I took my team to a room and told them that we needed to build credibility internally. We needed to show our internal customers that our data is great. We needed to work with the IT team to fix the systems and work alongside the sales team so they would have great data to work with.

I implemented a 100-day initiative to give us room to breathe. This aimed to capture a lot of data benchmarks and three months later we had a big sales convention where I showed them some of the data and the business managers were supportive of the changes we were making. Make sure that you capture these benchmarks early on so that you know your data realities – not just perceptions.

Your new role at ServiceSource is focused on customer retention, but every executive knows that it costs more to get new customers than just looking after existing ones, so how can data help with this?

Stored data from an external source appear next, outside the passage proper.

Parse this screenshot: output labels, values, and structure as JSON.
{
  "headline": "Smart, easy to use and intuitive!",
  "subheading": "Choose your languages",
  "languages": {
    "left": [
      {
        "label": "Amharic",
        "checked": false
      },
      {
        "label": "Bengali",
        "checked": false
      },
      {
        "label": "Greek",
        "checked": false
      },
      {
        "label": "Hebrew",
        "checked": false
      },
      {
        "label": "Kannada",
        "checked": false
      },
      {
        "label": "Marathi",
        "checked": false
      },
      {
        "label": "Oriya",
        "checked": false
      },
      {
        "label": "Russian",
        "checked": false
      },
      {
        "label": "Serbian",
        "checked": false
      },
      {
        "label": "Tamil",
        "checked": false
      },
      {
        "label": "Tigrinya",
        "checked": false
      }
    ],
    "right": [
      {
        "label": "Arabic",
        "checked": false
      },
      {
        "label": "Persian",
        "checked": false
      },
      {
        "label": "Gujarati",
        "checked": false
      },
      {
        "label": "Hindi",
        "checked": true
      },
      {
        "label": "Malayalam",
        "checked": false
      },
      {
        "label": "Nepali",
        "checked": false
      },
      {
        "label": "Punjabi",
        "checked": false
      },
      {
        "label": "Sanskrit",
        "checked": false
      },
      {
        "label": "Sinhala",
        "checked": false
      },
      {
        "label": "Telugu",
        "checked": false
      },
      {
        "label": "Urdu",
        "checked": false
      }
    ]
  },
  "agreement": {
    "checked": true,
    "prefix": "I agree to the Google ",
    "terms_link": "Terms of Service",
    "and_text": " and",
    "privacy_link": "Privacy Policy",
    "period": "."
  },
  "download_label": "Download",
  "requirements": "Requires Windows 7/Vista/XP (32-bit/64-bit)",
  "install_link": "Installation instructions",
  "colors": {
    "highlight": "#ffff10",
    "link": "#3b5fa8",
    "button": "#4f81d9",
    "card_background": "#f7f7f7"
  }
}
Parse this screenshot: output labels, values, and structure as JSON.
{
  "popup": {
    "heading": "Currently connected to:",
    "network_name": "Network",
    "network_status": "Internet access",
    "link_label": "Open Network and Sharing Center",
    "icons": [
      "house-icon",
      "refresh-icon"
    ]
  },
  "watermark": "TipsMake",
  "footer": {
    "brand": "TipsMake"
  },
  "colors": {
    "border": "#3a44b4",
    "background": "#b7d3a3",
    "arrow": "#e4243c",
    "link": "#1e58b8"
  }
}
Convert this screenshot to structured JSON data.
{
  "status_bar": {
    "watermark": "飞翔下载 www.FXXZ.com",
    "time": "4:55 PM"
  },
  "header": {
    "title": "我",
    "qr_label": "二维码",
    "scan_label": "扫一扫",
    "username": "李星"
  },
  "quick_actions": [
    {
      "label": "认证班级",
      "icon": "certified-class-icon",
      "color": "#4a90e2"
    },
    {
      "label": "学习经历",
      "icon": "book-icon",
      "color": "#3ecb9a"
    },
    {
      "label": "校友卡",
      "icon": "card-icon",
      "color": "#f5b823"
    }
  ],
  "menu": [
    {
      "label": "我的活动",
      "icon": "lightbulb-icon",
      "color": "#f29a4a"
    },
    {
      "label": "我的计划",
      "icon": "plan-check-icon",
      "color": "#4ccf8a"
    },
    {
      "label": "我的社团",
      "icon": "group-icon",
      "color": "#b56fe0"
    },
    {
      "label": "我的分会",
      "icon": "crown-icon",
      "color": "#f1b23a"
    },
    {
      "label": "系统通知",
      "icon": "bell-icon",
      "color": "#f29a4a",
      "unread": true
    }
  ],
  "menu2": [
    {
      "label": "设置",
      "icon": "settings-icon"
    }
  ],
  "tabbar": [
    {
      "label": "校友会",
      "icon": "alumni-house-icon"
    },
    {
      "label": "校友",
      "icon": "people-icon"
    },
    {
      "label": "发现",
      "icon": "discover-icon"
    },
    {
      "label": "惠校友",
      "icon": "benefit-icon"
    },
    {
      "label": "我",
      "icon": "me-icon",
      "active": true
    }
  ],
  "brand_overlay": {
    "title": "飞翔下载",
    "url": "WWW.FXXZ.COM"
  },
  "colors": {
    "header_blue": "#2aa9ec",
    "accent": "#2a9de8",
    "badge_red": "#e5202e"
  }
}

MF: It’s true that everyone knows this about customer retention, but go and look at most companies. How many customer databases do they have? I recently changed my phone number and I called my bank and let them know, but other parts of the same bank – like the credit card team – were calling me using the old number. This is the kind of thing that ServiceSource is really good at – we can build a methodology for companies to use that helps them work better with their existing customers.

My job is around taking data to the next level – exploring the market and how it will work five years from now because data is the new oil. Data is the oil of the twenty-first century, but you don’t put oil in your car, you use gasoline. You manufacture products using plastic, not oil. The CDO can explore the data a company has and determine how best to refine it in a way that creates the most economic benefit.

Having worked as a CDO in both the USA and Brazil, are there any specific differences about the market in Brazil?

MF:  Brazilian executives come to the US and Europe to attend the best business schools in the world – I don’t see a difference in executive talent at this point in time.  Many Brazilian companies have very mature processes and are using international standards such as US accounting. Ten years about I would have said that Brazil is lagging behind, but look now Brazilian companies own brands like Budweiser! Brazil has matured a lot.